Officieel draagt de Britse premier de kandidaten voor. Een voordracht die de koningin dan opvolgt. Maar in het geval van St. George heeft zij eerst een informeel gesprek met de beoogde voorganger. Zij nodigt de kandidaat en zijn vrouw uit voor een lunch op zondag na de kerk. Bevalt hij haar en andere leden van de familie goed, dan volgt een benoeming.

In andere gevallen heeft zij overleg met de bisschop in wiens bisdom de kapel of de kerk ligt. In Londen praat zij daarover met bisschop Chartres. Hij staat bekend als een tegenstander van vrouwelijke priesters en zal daarom ook nimmer een vrouw voordragen voor een post binnen zijn bisdom.

Eigen weg
Het komt voor dat Elizabeth binnen haar grenzen haar eigen weg gaat bij de benoemingen voor de kapel in Windsor en bij die van bisschoppen en aartsbisschoppen. In de jaren zeventig passeerde zij de conservatieve premier Heath. Hij had voor de post van deken te Windsor iemand voorgedragen die niet bij Elizabeth in de smaak viel. Zij raadpleegde de deken die op het punt stond om met pensioen te gaan en kwam zelf met een suggestie. Heath, die over deze kwestie geen ruzie met het staatshoofd wilde, droeg toen alsnog de koninklijke goedgekeurde dr. Mann voor.

Mann heeft veel betekend voor de Britse koningin. Hij stond haar en haar familieleden in de jaren zeventig en tachtig geestelijk bij tijdens moeilijke episodes.
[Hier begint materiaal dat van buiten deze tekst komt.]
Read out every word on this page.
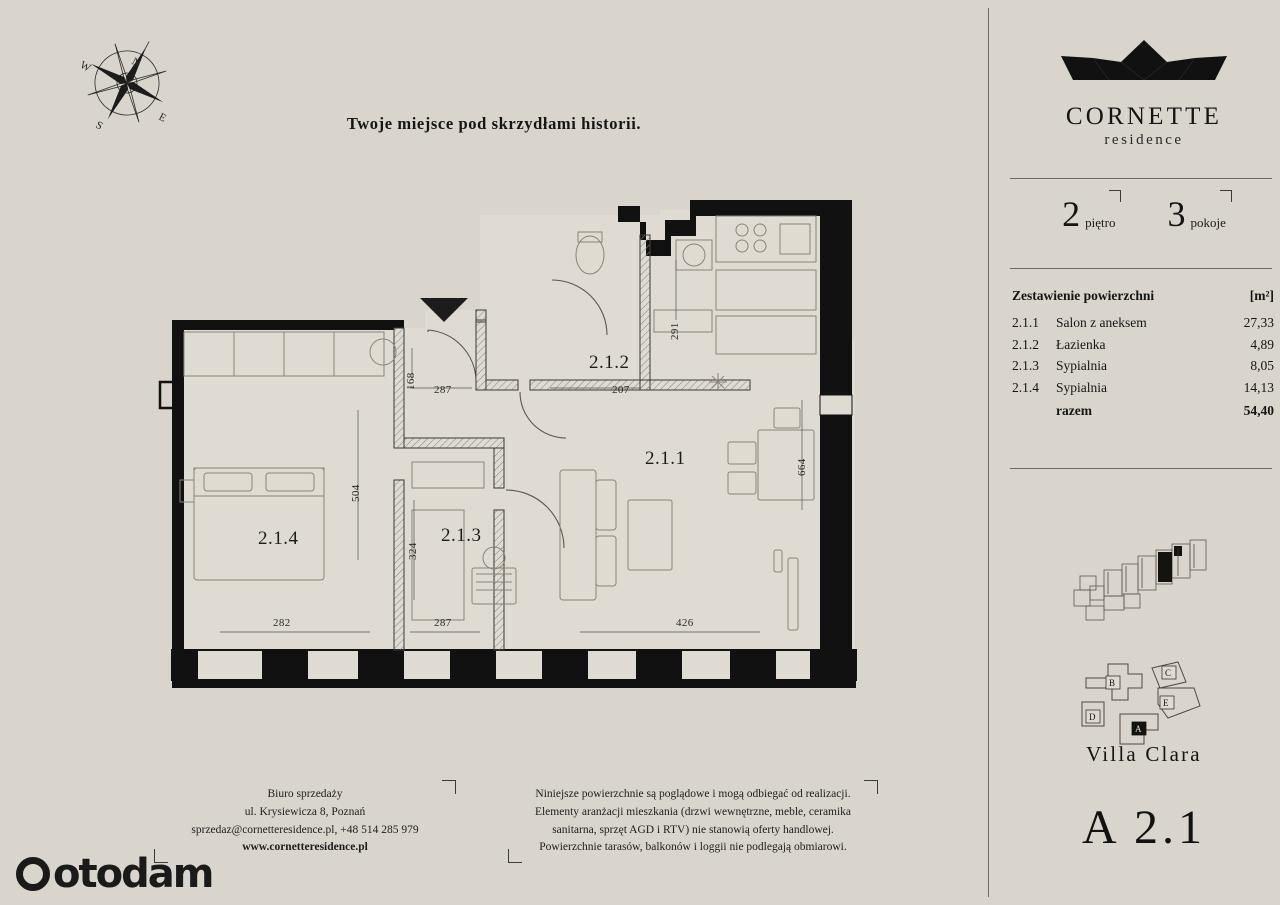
N
E
S
W
Twoje miejsce pod skrzydłami historii.
2.1.1
2.1.2
2.1.3
2.1.4
291
168 287	207
504
664
324
282	287	426
Biuro sprzedaży
ul. Krysiewicza 8, Poznań
sprzedaz@cornetteresidence.pl, +48 514 285 979
www.cornetteresidence.pl
Niniejsze powierzchnie są poglądowe i mogą odbiegać od realizacji.
Elementy aranżacji mieszkania (drzwi wewnętrzne, meble, ceramika
sanitarna, sprzęt AGD i RTV) nie stanowią oferty handlowej.
Powierzchnie tarasów, balkonów i loggii nie podlegają obmiarowi.
otodam
CORNETTE
residence
2 piętro 3 pokoje
Zestawienie powierzchni	[m²]
2.1.1	Salon z aneksem	27,33
2.1.2	Łazienka	4,89
2.1.3	Sypialnia	8,05
2.1.4	Sypialnia	14,13
razem	54,40
B
C
D
E
A
Villa Clara
A 2.1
Kort voor zijn emeritaat in 1989 zond ze hem een voor haar doen zeer persoonlijke brief. „Als ik niets anders had om u voor te danken, dan zou ik u willen bedanken voor het feit dat u Philip hebt gewonnen voor het christelijke geloof”.

Mann correspondeerde jarenlang met de prins-gemaal. De van oorsprong grieks-orthodoxe Philip kon maar moeilijk de leer van de Anglicaanse kerk tot de zijne maken. Daarnaast zette hij vraagtekens bij zaken als de schepping en de opstanding. De briefwisseling met Mann leidde ertoe dat hij de meeste zo niet al zijn twijfels overwon.